Queste donne
di Itu

Passata la festa quale dimensione vogliamo dare ai dati di violenza che in diversi modi le donne (anche gli uomini) subiscono?



Siamo andati oltre, oltre la data che ricorda le vittime affumicate e bruciate nelle fiamme della fabbrica traditrice, quella fabbrica che si rubò giovinette, donne attese dai loro figli per essere allattati, anziane logore di vita da spremere tra i macchinari.

Oltre l'olezzo delle mimose, oltre il rumore strisciante, oltre i silenzi delle donne atterrite e le grida di chi ancora può ribellarsi alla violenza.

Oltre le statistiche che fanno notizia e diventano numeri inconsistenti di poverelle pasto di questi tempi bui.

Se non vedessi con i miei occhi lo scempio che sta accadendo dentro le nostre famiglie direi che sono entrata in un cinema sbagliato: peccato che sono io che devo registrare e registrarmi sui risultati di illusioni sfiorite.

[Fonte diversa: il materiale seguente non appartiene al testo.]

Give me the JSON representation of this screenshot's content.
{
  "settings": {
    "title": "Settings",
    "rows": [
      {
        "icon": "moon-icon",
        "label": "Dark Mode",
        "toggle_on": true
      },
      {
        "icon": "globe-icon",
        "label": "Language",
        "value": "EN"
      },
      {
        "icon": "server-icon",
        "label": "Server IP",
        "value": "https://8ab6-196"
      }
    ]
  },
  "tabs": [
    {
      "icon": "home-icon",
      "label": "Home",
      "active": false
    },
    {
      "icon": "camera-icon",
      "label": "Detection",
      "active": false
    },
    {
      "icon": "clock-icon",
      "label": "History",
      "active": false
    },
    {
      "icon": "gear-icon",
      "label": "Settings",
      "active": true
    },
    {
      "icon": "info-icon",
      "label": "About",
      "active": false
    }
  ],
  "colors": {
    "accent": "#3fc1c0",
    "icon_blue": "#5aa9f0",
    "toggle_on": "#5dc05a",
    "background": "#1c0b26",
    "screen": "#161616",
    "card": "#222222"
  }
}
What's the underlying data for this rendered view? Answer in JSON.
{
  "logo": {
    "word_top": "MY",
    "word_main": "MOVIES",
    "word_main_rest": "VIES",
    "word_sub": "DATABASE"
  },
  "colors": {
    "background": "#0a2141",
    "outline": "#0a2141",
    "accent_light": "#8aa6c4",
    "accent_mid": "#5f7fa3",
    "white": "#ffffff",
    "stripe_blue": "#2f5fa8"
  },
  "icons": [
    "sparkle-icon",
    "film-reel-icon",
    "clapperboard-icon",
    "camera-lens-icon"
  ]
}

Confrontandomi con una donna che crede di essere salva mi sento rabbrividire: in valle va di lusso se non le prendi, se il consorte non beve e gioca i soldi della famiglia, se ti tradisce con discrezione.

Quale condivisione e confidenza allora ai nostri uomini? Cosa raccontare ai nostri figli?

Forse che bisogna resistere imparando a separarci nei progetti quotidiani per non irritare i maschi impoveriti dei loro gadget da confrontare?

So solo che oggi i miei pensieri si intorbidiscono mescolando un sugo, stirando una camicia, disinfettando il water con la candeggina.

Oppure che i diritti delle donne vengono interpretati come armi nei confronti degli uomini che devono controllare il nostro lavoro, come i tempi di gestazione, di allattamento e i permessi per assistere i figli.

Ma chi le ha inventate queste donne?